Spring 2018, Professor Francisco Soto
Focus: Hispanic/Latino Nueva York

After a careful introduction to New York City’s extensive history as a city of immigrants, the seminar will focus specifically on the Puerto Rican, Dominican, and Cuban immigrant experiences of the twentieth century. While one would expect that immigrants from these Caribbean countries share similar issues and concerns, the course will highlight the diversity of immigrant experiences for these groups, an essential lesson for students as to the complexities and difficulties of immigration. The goal of the course is to show the human face and individual stories of these immigrant groups especially in light of the current political debates taking place in Washington D.C. concerning immigration reform that so often are framed in abstract/general terms.

Throughout the semester students have read, viewed, and critically discussed works that will put into focus the immigrant experiences of Puerto Ricans, Dominicans, and Cubans in New York City. We know that immigration and migration have shaped and continue to shape New York City’s identity, but why have Puerto Ricans, Dominicans, and Cubans chosen and continue to choose NYC as a destination? What factors have driven and continue to draw these people to the city? What similarities and differences exist among these Spanish-speaking communities from the Caribbean? In what ways have their views on religion, race, gender, and ethnicity shaped their immigrant encounters with the city? Specifically, how have these communities succeeded and how have they been challenged? How has the continuing debate over assimilation and the maintaining of one’s cultural diversity evolved over the years for these groups? These and other questions have been discussed throughout the semester.

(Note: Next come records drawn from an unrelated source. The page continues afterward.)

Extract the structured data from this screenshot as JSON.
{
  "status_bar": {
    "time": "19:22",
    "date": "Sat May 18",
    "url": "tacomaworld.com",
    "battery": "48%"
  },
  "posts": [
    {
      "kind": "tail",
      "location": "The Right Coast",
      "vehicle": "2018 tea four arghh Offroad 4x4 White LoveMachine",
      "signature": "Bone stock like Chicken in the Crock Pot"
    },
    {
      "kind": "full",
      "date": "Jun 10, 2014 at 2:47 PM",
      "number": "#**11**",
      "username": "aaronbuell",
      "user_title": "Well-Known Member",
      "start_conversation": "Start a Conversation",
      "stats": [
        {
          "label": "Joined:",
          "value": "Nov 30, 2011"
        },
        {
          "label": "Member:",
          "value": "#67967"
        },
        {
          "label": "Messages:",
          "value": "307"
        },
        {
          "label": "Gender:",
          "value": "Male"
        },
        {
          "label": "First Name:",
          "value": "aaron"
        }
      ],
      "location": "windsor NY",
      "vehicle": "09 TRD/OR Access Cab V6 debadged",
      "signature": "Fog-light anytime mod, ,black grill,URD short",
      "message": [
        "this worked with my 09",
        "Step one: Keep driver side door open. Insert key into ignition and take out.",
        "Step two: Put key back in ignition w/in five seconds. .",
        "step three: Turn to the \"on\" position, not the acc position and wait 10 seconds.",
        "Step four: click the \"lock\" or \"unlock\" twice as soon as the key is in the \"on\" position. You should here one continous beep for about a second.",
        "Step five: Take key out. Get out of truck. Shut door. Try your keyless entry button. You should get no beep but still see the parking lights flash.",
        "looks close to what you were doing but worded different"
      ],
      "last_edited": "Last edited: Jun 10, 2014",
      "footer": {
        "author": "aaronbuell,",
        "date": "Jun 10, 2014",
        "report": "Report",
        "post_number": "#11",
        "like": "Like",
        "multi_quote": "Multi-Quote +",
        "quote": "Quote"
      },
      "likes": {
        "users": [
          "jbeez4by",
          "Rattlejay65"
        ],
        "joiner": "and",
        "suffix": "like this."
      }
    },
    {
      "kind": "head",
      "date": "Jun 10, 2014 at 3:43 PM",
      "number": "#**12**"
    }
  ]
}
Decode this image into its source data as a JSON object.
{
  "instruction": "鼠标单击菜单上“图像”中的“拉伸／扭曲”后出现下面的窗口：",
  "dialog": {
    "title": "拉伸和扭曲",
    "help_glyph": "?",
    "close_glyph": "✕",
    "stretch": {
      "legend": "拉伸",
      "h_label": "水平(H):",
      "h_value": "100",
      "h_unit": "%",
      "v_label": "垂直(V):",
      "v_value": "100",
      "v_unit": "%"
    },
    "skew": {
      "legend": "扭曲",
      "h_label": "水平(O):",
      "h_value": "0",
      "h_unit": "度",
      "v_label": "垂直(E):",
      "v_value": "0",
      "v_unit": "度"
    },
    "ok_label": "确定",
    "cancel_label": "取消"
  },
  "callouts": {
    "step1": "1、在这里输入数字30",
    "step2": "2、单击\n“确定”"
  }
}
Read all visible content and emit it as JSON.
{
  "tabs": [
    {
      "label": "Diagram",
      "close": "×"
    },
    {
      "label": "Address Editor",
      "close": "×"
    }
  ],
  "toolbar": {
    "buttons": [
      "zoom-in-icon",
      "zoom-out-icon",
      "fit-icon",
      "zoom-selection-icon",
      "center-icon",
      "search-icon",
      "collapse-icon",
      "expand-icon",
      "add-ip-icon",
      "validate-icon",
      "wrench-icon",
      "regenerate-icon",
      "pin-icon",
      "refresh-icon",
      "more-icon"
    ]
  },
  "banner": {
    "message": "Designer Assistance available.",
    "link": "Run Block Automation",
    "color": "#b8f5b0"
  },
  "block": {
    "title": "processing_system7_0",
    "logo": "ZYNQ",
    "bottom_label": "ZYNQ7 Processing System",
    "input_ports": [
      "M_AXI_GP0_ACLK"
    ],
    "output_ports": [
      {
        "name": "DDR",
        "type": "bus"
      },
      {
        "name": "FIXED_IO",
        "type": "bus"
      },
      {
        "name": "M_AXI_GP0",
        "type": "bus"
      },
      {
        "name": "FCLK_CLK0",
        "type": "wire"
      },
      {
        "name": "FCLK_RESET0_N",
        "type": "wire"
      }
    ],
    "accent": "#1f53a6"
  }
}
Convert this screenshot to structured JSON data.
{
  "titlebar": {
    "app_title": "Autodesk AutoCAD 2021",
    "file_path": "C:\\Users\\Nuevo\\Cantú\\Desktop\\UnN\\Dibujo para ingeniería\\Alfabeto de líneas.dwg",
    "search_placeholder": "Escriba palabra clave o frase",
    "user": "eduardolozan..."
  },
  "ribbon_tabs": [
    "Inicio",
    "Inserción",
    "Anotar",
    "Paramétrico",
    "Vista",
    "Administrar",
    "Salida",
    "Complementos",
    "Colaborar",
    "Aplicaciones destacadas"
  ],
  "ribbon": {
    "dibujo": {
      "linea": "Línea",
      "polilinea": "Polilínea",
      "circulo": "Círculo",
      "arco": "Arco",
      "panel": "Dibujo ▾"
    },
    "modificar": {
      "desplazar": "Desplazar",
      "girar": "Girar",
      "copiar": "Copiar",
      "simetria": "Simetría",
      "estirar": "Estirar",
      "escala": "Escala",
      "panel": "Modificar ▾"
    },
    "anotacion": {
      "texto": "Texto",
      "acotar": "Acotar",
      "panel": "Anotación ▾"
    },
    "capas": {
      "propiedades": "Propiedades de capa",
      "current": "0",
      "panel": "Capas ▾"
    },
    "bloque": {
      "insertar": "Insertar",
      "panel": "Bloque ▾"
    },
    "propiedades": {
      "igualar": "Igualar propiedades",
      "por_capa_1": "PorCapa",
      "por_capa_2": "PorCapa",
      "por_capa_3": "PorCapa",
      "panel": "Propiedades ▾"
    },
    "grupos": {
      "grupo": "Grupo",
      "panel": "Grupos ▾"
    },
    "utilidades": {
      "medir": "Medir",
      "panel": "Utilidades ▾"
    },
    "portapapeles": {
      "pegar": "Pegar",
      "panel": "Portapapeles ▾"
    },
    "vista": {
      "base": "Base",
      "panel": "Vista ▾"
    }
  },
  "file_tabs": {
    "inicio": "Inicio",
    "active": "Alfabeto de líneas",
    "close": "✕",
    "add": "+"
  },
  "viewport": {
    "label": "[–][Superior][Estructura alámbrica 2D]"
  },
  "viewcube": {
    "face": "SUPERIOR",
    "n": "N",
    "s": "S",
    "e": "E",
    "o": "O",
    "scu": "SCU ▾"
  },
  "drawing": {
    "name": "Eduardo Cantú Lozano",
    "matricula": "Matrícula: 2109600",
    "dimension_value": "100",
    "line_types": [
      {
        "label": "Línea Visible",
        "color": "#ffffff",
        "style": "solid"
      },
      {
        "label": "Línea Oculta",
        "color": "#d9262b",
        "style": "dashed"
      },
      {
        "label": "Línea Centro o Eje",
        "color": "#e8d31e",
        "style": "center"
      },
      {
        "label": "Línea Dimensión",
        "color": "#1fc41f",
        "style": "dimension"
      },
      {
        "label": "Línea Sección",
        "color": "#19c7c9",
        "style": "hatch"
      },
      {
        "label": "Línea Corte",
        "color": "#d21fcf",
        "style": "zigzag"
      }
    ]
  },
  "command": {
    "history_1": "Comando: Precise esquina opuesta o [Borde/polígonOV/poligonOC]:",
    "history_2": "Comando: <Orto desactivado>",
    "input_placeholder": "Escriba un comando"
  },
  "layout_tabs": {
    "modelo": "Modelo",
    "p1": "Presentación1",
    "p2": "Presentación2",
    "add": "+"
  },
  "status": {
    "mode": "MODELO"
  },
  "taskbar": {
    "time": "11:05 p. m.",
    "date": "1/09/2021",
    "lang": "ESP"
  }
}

For their semester-long projects, each student has researched and studied a specific topic/person/event concerning the Puerto Rican Dominican, and Cuban immigrant communities. Each project consists of three unique parts: 1.) an overview of the topic selected and researched, 2.) an in depth study of a particular aspect or issue of the general topic, 3.) a PowerPoint presentation that highlights what was researched and learned and its connection to New York City.